Now, marigolds to us mean hot weather, discomfort, parting, and death. That smell in our nostrils, and Adam’s servant in waiting, we naturally fell back more and more on the old slang, recalling at each glass those who had gone before.

[Line 18] Each in his strait wood-scantled office pent: pent up in his coffin rather than his former office. [A.W.]

[Lines 27-28] the mallie steals the slab / For currie-grinder and for goats the grass: As Durand (p. 6) notes, the ‘mallie’, the cemetery gardener, steals the gravestones and the very grass around the graves for his private use.

[Line 31] Sheristadar: the Clerk of the Court, who reads out depositions, etc. ( Durand, p. 6).

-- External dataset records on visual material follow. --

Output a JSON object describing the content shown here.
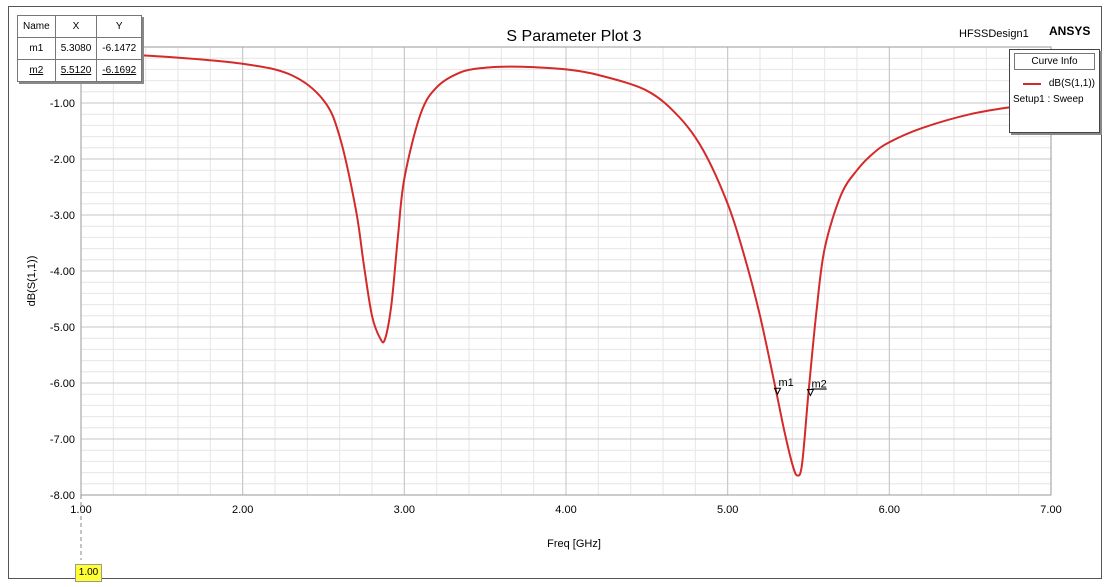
{
  "header": {
    "title": "S Parameter Plot 3",
    "design_name": "HFSSDesign1",
    "brand": "ANSYS"
  },
  "marker_table": {
    "headers": [
      "Name",
      "X",
      "Y"
    ],
    "rows": [
      {
        "name": "m1",
        "x": "5.3080",
        "y": "-6.1472"
      },
      {
        "name": "m2",
        "x": "5.5120",
        "y": "-6.1692"
      }
    ]
  },
  "curve_info": {
    "title": "Curve Info",
    "entry": "dB(S(1,1))",
    "setup": "Setup1 : Sweep",
    "color": "#d42a2a"
  },
  "cursor": {
    "label": "1.00"
  },
  "chart_data": {
    "type": "line",
    "title": "S Parameter Plot 3",
    "xlabel": "Freq [GHz]",
    "ylabel": "dB(S(1,1))",
    "xlim": [
      1.0,
      7.0
    ],
    "ylim": [
      -8.0,
      0.0
    ],
    "x_ticks": [
      "1.00",
      "2.00",
      "3.00",
      "4.00",
      "5.00",
      "6.00",
      "7.00"
    ],
    "y_ticks": [
      "-1.00",
      "-2.00",
      "-3.00",
      "-4.00",
      "-5.00",
      "-6.00",
      "-7.00",
      "-8.00"
    ],
    "grid": true,
    "series": [
      {
        "name": "dB(S(1,1))",
        "color": "#d42a2a",
        "x": [
          1.0,
          1.5,
          2.0,
          2.3,
          2.5,
          2.6,
          2.7,
          2.75,
          2.8,
          2.85,
          2.88,
          2.92,
          2.96,
          3.0,
          3.1,
          3.2,
          3.35,
          3.5,
          3.65,
          3.8,
          4.0,
          4.2,
          4.5,
          4.7,
          4.85,
          5.0,
          5.1,
          5.2,
          5.3,
          5.35,
          5.4,
          5.43,
          5.46,
          5.5,
          5.55,
          5.6,
          5.7,
          5.8,
          5.9,
          6.0,
          6.2,
          6.5,
          6.8,
          7.0
        ],
        "y": [
          -0.1,
          -0.17,
          -0.3,
          -0.5,
          -0.95,
          -1.6,
          -2.9,
          -3.9,
          -4.8,
          -5.2,
          -5.22,
          -4.6,
          -3.4,
          -2.35,
          -1.2,
          -0.72,
          -0.45,
          -0.37,
          -0.35,
          -0.36,
          -0.4,
          -0.5,
          -0.78,
          -1.25,
          -1.85,
          -2.8,
          -3.7,
          -4.8,
          -6.15,
          -6.85,
          -7.45,
          -7.65,
          -7.45,
          -6.17,
          -4.7,
          -3.6,
          -2.65,
          -2.2,
          -1.9,
          -1.7,
          -1.45,
          -1.2,
          -1.05,
          -0.95
        ]
      }
    ],
    "markers": [
      {
        "name": "m1",
        "x": 5.308,
        "y": -6.1472
      },
      {
        "name": "m2",
        "x": 5.512,
        "y": -6.1692
      }
    ]
  }
}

[Stanza VII] Stanza VII displays subtle formal devices and elaborations in rhythm:

  • Lines 29-30 consist of four parallel half lines: the absence of verbs, the omission of linking participles, and a mostly monosyllabic texture, enhance the quick advancement of these lines; the alliteration of /b/ sounds (l. 29) evokes explosive actions (as with bullets); the alliteration of /f/ and /s/ sounds (ll. 29-30) conjures up in-/expiration (as with breaths and winds), while that of /t/ and /d/ sounds (ll. 29-30) breaks the flowing of the line fragmenting it;
  • this progression is then suddenly suspended by the end-line dash in l. 30;
  • the following line features a slowdown, inasmuch as the mostly polysyllabic: ‘The droning of the fat Sheristadar’ (l. 31) flows into the subsequent ‘Ceases’ (l. 32):
  • finally, a monosyllabic pattern and a simplified syntax, in ‘the punkah stops, and falls the night’ (l. 32), once more characterize the rhythm of the poem.

This rhetorical and rhythmic alternation accompanies the progression of the stanza: death’s suddenness and disruptive quality (ll. 29-30) first; then the silence and stillness that death slowly infuses (ll. 31-32).

[Stanza VIII] The last quatrain, while completing the previous run-on line with: ‘For You or Me’ (l. 33), reaffirms the down-to-earth professional focus of the poem:

‘Do those who live decline
The step that offers, or their work resign ?’ (ll. 33-34)

[Line 35] Today’s “Most Indispensables” / Five hundred men can take your place or mine: This final sardonic statement: ‘Trust me … / Five hundred men can take your place or mine’ (ll. 35-36) gives a crushing answer to the question posed by the heading.